Yo elegía ir con mis amigos a la otra esquina de mi casa, donde estaba – y es el único que continúa allí- el bar Gerónimo. Creo que estuve el día que abrió, hace un poco más de cuarenta años. En aquella época en la barra siempre había alguien que discurría sobre poesía y militancia, mientras sonaba de fondo rock nacional, en ocasiones con músicos incluidos. Allí escuché por primera vez a Liliana Vitale, y me enamoré de ella.

En los últimos quince años de su vida, supongo que para poder escolasear libremente y no afear Sea's y perjudicar a su dueño –Hernán, un gran amigo de mi padre- porque al fin y al cabo en algún momento caían turistas perdidos, los parroquianos se empezaron a encontrar en la “oficina”. Así le llamaban a la cocina interna del Hotel La Argentina, a una cuadra de casa cuando los dueños eran los hermanos Dante y Vicente Romandini. Ese mismo hotel que se hizo famoso hace unos meses por el cortometraje publicitario de homenaje por la tercera estrella mundialista de fútbol. Allí se daban cita los viejos, y se prendían durante un par de horas vespertinas al tute, al truco y al dominó, con el agregado de mínimas apuestas para picantear el asunto y poder gastar al perdedor. Era un garito que no tenía nada que envidiarle a la trastienda de la carnicería de Los Soprano, pero sin nada ilegal dando vueltas. La costumbre de las viejas generaciones iba siendo desplazada y pasaba a los ámbitos privados. San Bernardo había dejado de ser un pueblo.
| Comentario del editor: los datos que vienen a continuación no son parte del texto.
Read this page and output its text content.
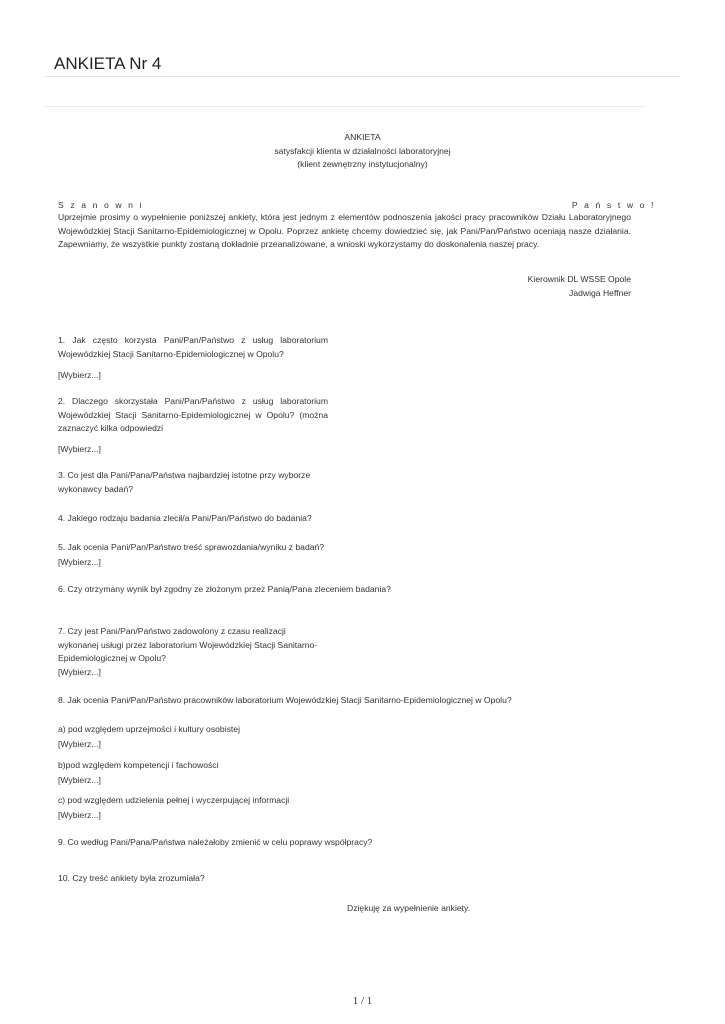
ANKIETA Nr 4
ANKIETA
satysfakcji klienta w działalności laboratoryjnej
(klient zewnętrzny instytucjonalny)
Szanowni	Państwo!
Uprzejmie prosimy o wypełnienie poniższej ankiety, która jest jednym z elementów podnoszenia jakości pracy pracowników Działu Laboratoryjnego Wojewódzkiej Stacji Sanitarno-Epidemiologicznej w Opolu. Poprzez ankietę chcemy dowiedzieć się, jak Pani/Pan/Państwo oceniają nasze działania. Zapewniamy, że wszystkie punkty zostaną dokładnie przeanalizowane, a wnioski wykorzystamy do doskonalenia naszej pracy.
Kierownik DL WSSE Opole
Jadwiga Heffner
1. Jak często korzysta Pani/Pan/Państwo z usług laboratorium Wojewódzkiej Stacji Sanitarno-Epidemiologicznej w Opolu?
[Wybierz...]
2. Dlaczego skorzystała Pani/Pan/Państwo z usług laboratorium Wojewódzkiej Stacji Sanitarno-Epidemiologicznej w Opolu? (można zaznaczyć kilka odpowiedzi
[Wybierz...]
3. Co jest dla Pani/Pana/Państwa najbardziej istotne przy wyborze wykonawcy badań?
4. Jakiego rodzaju badania zlecił/a Pani/Pan/Państwo do badania?
5. Jak ocenia Pani/Pan/Państwo treść sprawozdania/wyniku z badań?
[Wybierz...]
6. Czy otrzymany wynik był zgodny ze złożonym przez Panią/Pana zleceniem badania?
7. Czy jest Pani/Pan/Państwo zadowolony z czasu realizacji wykonanej usługi przez laboratorium Wojewódzkiej Stacji Sanitarno-Epidemiologicznej w Opolu?
[Wybierz...]
8. Jak ocenia Pani/Pan/Państwo pracowników laboratorium Wojewódzkiej Stacji Sanitarno-Epidemiologicznej w Opolu?
a) pod względem uprzejmości i kultury osobistej
[Wybierz...]
b)pod względem kompetencji i fachowości
[Wybierz...]
c) pod względem udzielenia pełnej i wyczerpującej informacji
[Wybierz...]
9. Co według Pani/Pana/Państwa należałoby zmienić w celu poprawy współpracy?
10. Czy treść ankiety była zrozumiała?
Dziękuję za wypełnienie ankiety.
1 / 1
En los últimos tiempos, me tocó llevarlo. Cada vez que viajaba, nos íbamos a Mar de Ajó, al bar del flaco Néstor en la diagonal, y nos tomábamos juntos un café, para que mi viejo no estuviera solo y esperando. Hasta que unos pocos meses antes de la pandemia, le tocó partir.

Sigo yendo a bares, cada tanto, más que nada en modo pragmático y operativo. Ya no es simplemente para estar, o para encontrarme con la barra de amigos. Ir a los bares era un ritual de una suerte de iniciación a la masculinidad. Porque si bien iban algunas mujeres, no era habitual encontrarlas en grupos dejando transcurrir el tiempo, por lo general estaban siempre emparejadas con algún hombre. Me cuenta mi hija que eso ha cambiado bastante. Y está muy bien.

Aunque la primera vez me haya enviado ella, creo que el bar nunca se pareció a mi vieja –como dice Discepolín en el tango “Cafetín”- sino que está asociado profundamente a mi padre. Cuando voy a uno, o entono un tango dialogando dentro de mi cabeza con él, no hago más que confirmar su entrañable presencia. Hace unos años, de alguna manera, logré encontrarlo. Y espero que me siga acompañando.